Anne LillySculptor Anne Lilly uses carefully engineered motion to shift and manipulate our perception of time and space. Constructing precise and interactive sculptures, which move in fluid and mesmeric ways, she elicits connections between external physical space and the viewer’s private, psychological domain.

“Each piece utilizes the direct touch of the viewer to impart energy and initiate movement,” Ms. Lilly describes. “I fabricate the work in stainless steel. Stainless is a cold, hard, impersonal material, and I like pressing these qualities against the warm and sensuous response of the work.”

Anne Lilly has created public artworks for the City of Boston, and in 2010 she was nominated for the Foster Prize of Boston’s Institute of Contemporary Art. Her work was included in the 2007 DeCordova Annual Exhibition and is held in corporate and private collections internationally.

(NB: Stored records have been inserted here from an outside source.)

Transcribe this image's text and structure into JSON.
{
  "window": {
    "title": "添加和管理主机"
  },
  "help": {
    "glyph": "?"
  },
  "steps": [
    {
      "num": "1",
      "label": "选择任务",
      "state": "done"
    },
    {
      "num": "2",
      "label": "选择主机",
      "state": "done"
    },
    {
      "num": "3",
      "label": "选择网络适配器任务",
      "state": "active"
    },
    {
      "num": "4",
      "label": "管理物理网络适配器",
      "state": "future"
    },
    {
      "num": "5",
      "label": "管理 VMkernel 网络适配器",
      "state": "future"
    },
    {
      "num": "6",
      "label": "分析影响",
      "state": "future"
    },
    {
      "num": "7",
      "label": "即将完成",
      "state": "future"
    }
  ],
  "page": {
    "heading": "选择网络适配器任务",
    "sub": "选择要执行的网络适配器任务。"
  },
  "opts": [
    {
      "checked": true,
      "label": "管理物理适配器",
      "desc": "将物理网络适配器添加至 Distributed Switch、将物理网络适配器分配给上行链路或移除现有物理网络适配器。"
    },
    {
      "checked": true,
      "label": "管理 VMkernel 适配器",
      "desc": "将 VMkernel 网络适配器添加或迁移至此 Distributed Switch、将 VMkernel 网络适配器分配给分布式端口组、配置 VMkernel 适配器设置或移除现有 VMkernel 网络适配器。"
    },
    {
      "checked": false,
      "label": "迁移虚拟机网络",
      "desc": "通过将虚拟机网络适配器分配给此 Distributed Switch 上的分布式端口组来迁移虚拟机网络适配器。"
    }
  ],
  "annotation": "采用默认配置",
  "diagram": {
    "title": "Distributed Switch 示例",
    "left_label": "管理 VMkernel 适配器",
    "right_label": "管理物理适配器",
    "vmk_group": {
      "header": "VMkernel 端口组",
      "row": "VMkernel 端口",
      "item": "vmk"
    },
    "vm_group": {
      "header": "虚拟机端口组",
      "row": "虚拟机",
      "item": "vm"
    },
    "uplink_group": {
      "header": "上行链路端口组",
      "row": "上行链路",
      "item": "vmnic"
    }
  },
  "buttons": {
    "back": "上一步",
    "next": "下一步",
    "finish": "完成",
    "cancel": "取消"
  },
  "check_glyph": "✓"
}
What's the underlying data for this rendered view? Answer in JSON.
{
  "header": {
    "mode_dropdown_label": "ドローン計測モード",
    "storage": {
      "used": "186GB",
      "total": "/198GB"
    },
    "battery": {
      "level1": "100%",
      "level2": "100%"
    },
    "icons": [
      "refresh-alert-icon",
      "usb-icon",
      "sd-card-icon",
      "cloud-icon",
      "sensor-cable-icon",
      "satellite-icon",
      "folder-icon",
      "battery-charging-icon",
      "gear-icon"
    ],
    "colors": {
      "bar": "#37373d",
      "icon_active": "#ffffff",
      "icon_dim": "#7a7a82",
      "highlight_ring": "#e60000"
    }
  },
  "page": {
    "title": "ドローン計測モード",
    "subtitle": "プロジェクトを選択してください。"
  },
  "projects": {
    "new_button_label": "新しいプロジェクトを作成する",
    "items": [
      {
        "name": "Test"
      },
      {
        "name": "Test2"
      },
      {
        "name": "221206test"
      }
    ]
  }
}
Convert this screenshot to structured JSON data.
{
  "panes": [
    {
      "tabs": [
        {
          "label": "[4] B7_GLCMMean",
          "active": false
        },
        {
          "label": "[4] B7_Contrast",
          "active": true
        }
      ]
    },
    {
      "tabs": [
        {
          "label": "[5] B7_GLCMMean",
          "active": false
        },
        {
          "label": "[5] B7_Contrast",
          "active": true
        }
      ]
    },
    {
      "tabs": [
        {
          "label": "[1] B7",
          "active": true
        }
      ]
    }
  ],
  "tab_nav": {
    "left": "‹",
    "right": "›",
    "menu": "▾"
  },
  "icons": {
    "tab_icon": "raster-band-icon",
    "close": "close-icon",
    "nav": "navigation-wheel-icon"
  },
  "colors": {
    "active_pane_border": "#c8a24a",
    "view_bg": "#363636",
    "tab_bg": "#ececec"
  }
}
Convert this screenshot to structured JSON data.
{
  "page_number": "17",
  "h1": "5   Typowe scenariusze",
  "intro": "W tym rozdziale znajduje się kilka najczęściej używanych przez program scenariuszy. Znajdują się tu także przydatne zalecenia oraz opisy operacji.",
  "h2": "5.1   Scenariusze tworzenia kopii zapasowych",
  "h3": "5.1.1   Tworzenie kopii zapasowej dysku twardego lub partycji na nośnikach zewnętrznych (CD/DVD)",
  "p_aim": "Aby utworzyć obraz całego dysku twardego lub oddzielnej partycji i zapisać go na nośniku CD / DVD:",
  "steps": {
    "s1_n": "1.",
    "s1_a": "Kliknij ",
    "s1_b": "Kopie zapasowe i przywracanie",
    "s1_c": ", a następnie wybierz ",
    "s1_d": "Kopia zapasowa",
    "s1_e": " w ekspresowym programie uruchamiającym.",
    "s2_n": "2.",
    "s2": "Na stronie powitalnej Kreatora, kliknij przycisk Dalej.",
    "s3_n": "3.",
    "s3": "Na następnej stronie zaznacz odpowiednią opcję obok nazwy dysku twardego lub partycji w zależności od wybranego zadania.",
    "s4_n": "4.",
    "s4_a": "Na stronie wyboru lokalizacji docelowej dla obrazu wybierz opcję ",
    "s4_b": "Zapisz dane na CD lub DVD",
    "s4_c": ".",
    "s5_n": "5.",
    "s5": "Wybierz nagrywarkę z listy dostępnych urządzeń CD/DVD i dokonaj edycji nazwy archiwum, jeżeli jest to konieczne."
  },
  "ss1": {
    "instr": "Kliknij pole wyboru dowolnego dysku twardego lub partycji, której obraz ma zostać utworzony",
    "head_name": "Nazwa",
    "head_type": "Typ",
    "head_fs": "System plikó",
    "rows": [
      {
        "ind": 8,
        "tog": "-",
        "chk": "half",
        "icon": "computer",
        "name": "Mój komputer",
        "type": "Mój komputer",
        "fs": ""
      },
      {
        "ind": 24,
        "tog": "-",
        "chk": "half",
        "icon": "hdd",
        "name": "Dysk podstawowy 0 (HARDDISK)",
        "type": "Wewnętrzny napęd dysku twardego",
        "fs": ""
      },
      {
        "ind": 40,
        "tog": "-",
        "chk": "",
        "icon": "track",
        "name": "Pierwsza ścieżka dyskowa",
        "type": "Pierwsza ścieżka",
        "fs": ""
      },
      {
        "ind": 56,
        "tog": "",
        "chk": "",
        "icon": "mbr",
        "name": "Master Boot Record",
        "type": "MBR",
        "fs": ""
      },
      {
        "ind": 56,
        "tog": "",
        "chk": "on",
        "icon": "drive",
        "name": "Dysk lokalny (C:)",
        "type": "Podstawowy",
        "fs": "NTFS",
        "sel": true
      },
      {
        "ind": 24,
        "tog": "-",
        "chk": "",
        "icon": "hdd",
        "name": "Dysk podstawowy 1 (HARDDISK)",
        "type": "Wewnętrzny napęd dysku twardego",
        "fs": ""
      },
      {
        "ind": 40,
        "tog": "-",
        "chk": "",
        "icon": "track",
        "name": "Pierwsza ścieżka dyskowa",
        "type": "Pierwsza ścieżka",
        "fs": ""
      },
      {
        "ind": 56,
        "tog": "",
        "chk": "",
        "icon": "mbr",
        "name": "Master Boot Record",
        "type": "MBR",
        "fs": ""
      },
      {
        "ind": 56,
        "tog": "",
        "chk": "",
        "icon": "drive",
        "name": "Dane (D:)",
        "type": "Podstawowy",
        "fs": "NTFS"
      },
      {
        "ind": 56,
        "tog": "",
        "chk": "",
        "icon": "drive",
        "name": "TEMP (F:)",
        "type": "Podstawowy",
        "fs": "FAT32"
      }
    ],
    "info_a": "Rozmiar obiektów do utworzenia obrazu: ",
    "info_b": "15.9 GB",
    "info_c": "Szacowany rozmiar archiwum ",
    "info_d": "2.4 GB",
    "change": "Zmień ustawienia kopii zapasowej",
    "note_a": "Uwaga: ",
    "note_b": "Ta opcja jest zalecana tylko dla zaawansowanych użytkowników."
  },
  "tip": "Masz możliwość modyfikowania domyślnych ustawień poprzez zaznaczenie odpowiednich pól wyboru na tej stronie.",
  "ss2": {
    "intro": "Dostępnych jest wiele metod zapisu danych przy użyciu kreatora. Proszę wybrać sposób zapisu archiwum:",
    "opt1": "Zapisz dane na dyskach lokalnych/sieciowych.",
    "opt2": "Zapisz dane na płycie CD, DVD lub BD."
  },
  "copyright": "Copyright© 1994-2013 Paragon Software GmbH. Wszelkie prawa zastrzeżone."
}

Cate McQuaid of the Boston Globe writes, “Anne Lilly’s captivating stainless steel sculptures…are so intricately engineered they appear to do magic. Tall rods rising from cylinders planted on gears rush toward each other, bowing, then fall away in one fluid motion. Rotating grills look like they’ll collide, then they miraculously pass. The movement of each sparely designed piece is full of grace and surprise.”  

Ms. Lilly’s Nesto Gallery exhibit, Nimbus: Recent Sculptures, opened on December 6 and continues through January 20.